It used to be basic black and pearls, remember? Now it's basic pearls with everything. Pearls have become a favorite accessory with sweater-dresses, suits and, of course, black dresses.
Ralph Lauren showed graduated pearls with his old-fashioned lace-collar dresses and handknit sweaters, Bill Blass wrapped the throats of his models in rows of pearls.And just about every designer is showing black dresses or suits for fall -- with at least one strand of pearls.
While some designers mix jewels with pearls, and some use tiny-size pearls, the best investment may be the medium-large (6 1/2 to 7 mm.), in the 24- to 30-inch length that sits proudly on a jewel-neck blouse, sweater or dress, or outlines the decolletage of a V-neck style.
Pearls come in three varieties:
Real -- or "oriental," are formed naturally in oysters, and only look different from the cultured variety in an X-ray.

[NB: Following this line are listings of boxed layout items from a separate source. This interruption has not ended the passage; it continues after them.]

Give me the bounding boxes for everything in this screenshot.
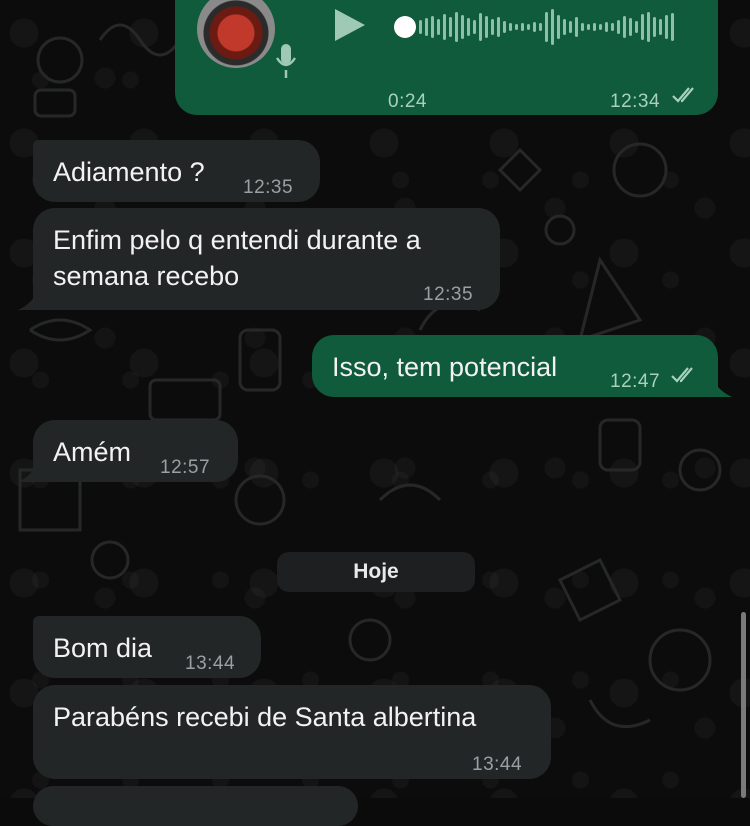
waveform-bar — [467, 18, 470, 36]
waveform-bar — [539, 23, 542, 31]
audio-time: 12:34 — [610, 91, 661, 112]
message-bubble-incoming[interactable]: Adiamento ? 12:35 — [33, 140, 320, 202]
message-time: 12:35 — [243, 177, 294, 198]
audio-message-bubble[interactable]: 0:24 12:34 — [175, 0, 718, 115]
waveform-bar — [671, 13, 674, 41]
message-text: Parabéns recebi de Santa albertina — [53, 702, 477, 732]
waveform-bar — [569, 21, 572, 33]
bubble-tail — [710, 375, 732, 397]
waveform-bar — [503, 21, 506, 33]
waveform-bar — [431, 16, 434, 38]
message-text: Adiamento ? — [53, 157, 205, 187]
scrollbar[interactable] — [741, 612, 746, 798]
message-bubble-incoming[interactable]: Parabéns recebi de Santa albertina 13:44 — [33, 685, 551, 779]
waveform-bar — [491, 19, 494, 35]
waveform-bar — [635, 21, 638, 33]
message-text: Bom dia — [53, 633, 153, 663]
waveform-bar — [557, 15, 560, 39]
waveform-bar — [479, 13, 482, 41]
waveform-bar — [647, 12, 650, 42]
message-time: 13:44 — [185, 653, 236, 674]
bubble-tail — [18, 460, 40, 482]
message-time: 12:57 — [160, 457, 211, 478]
waveform-bar — [425, 18, 428, 36]
waveform-bar — [581, 23, 584, 31]
waveform-bar — [623, 16, 626, 38]
bubble-tail — [18, 288, 40, 310]
audio-progress-knob[interactable] — [394, 16, 416, 38]
message-time: 12:47 — [610, 371, 661, 392]
message-text: Isso, tem potencial — [332, 352, 558, 382]
waveform-bar — [593, 23, 596, 31]
audio-duration: 0:24 — [388, 91, 427, 112]
waveform-bar — [599, 24, 602, 30]
waveform-bar — [617, 20, 620, 34]
waveform-bar — [575, 17, 578, 37]
waveform-bar — [533, 22, 536, 32]
waveform-bar — [461, 15, 464, 39]
waveform-bar — [443, 14, 446, 40]
message-bubble-outgoing[interactable]: Isso, tem potencial 12:47 — [312, 335, 718, 397]
waveform-bar — [485, 16, 488, 38]
waveform-bar — [509, 23, 512, 31]
waveform-bar — [515, 24, 518, 30]
waveform-bar — [545, 12, 548, 42]
waveform-bar — [641, 14, 644, 40]
waveform-bar — [611, 23, 614, 31]
audio-waveform[interactable] — [419, 7, 689, 47]
waveform-bar — [455, 12, 458, 42]
waveform-bar — [563, 19, 566, 35]
waveform-bar — [605, 22, 608, 32]
message-bubble-incoming[interactable]: Amém 12:57 — [33, 420, 238, 482]
waveform-bar — [659, 19, 662, 35]
waveform-bar — [497, 17, 500, 37]
waveform-bar — [419, 20, 422, 34]
date-divider: Hoje — [277, 552, 475, 592]
waveform-bar — [653, 17, 656, 37]
waveform-bar — [587, 24, 590, 30]
message-bubble-incoming[interactable]: Enfim pelo q entendi durante a semana re… — [33, 208, 500, 310]
waveform-bar — [521, 23, 524, 31]
audio-sender-avatar[interactable] — [197, 0, 275, 68]
double-check-icon — [672, 87, 694, 103]
waveform-bar — [629, 18, 632, 36]
message-bubble-incoming[interactable]: Bom dia 13:44 — [33, 616, 261, 678]
microphone-icon — [275, 44, 297, 78]
double-check-icon — [671, 367, 693, 383]
waveform-bar — [437, 19, 440, 35]
waveform-bar — [473, 20, 476, 34]
waveform-bar — [551, 9, 554, 45]
waveform-bar — [527, 24, 530, 30]
waveform-bar — [449, 17, 452, 37]
message-time: 12:35 — [423, 284, 474, 305]
message-time: 13:44 — [472, 754, 523, 775]
play-icon[interactable] — [333, 7, 367, 43]
message-bubble-incoming-partial[interactable] — [33, 786, 358, 826]
message-text: Amém — [53, 437, 132, 467]
waveform-bar — [665, 15, 668, 39]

Cultured -- pearls raised in Japan in oyster beds, taking from four to seven years to "grow," but just as "natural" looking as the so-called "real" pearls. Both real and cultured fresh-water pearls which come from mussels, are usually oval and "baroque," uneven textured. The fresh-water variety can be found in the United States in the Mississippi and Missouri Rivers. They've even tried the Chesapeake Bay but without much success.
Strictly fake -- mostly right out of the chemistry labs and paste pots. The best of them are coated with an iridescent mother-of-pearl found in fish scales. The more coats, the more iridescence, the more expensive the "pearls."
Since the price range can be from $200 to $50,000 and more for fine-quality cultured pearls -- depending on size, length, quality and clasp -- it's essential to find the best quality in the price range you can afford.
Charles Sherman, co-founder of Charles Ernest, which carries Mikimoto pearls in Whshington (Mikimoto has the largest oyster beds in Japan), offers these guidelines to quality:
Size -- Larger pearls are more expensive, simply because it takes longer to grow them. (Mikimoto pearls are 7 years old.) The longer the pearl is in a living oyster the more nacre (or mother-of-pearl) the oyster has thrown off. For a uniform strand, there shouldn'd be more than 1/2 mm. difference between pearls.
Don't expect matched pearls, however, to match exactly, says Vogue magazine. "Oysters are independent contractors, not factories."
Surface -- Expect natural imperfections such as little bumps and tiny recessed pinpoints.
Weight -- Heavier is better, according to Sherman, because it indicates the pearl is older and has more nacre. Customs duty paid on pearl imports from Japan is based on the weight of the pearl.
Luster -- Pearls should have a clarity of surface so that you can almost see your reflection in them.
Color -- Cream rose is considered by many to be the most flattering, although some people prefer a pinker tone. Pearls take on a "hue of wearer," says Sherman, and improve with age. Years ago pearl cultivators paid to have pearls worn for five or six months, then returned, cleaned and sold.
Sherman, asked once to clean Jacqueline Kennedy Onassis' seven-strand necklace of cultured pearls, was amazed at the color.He asked her secretary if she put on hair spray after being totally dressed, including her pearls. She did. The hair spray had dulled -- almost changed -- the color of the pearls.
Pearls, for that matter all jewelry, says Sherman, should be the last thing a woman puts on before going out, after the hair spray and after the spray perfume, which is equally damaging. Pearls need occasional cleaning with a mild Ivory soap solution, then towel drying, and if worn often should be cleaned and restrung professionally at least every couple of years. Once a year would be best, he says.
The current pearl boom is considered by some a reflection of a search for familiar and safe luxuries in the face of inflation. The demand, however, has helped to boost prices in a stable or diminishing market.
According to Sherman, the value of top-quality large pearls has doubled in the last nine months, more even than gold. But not more than the finest diamonds, which have escalated four times in that period.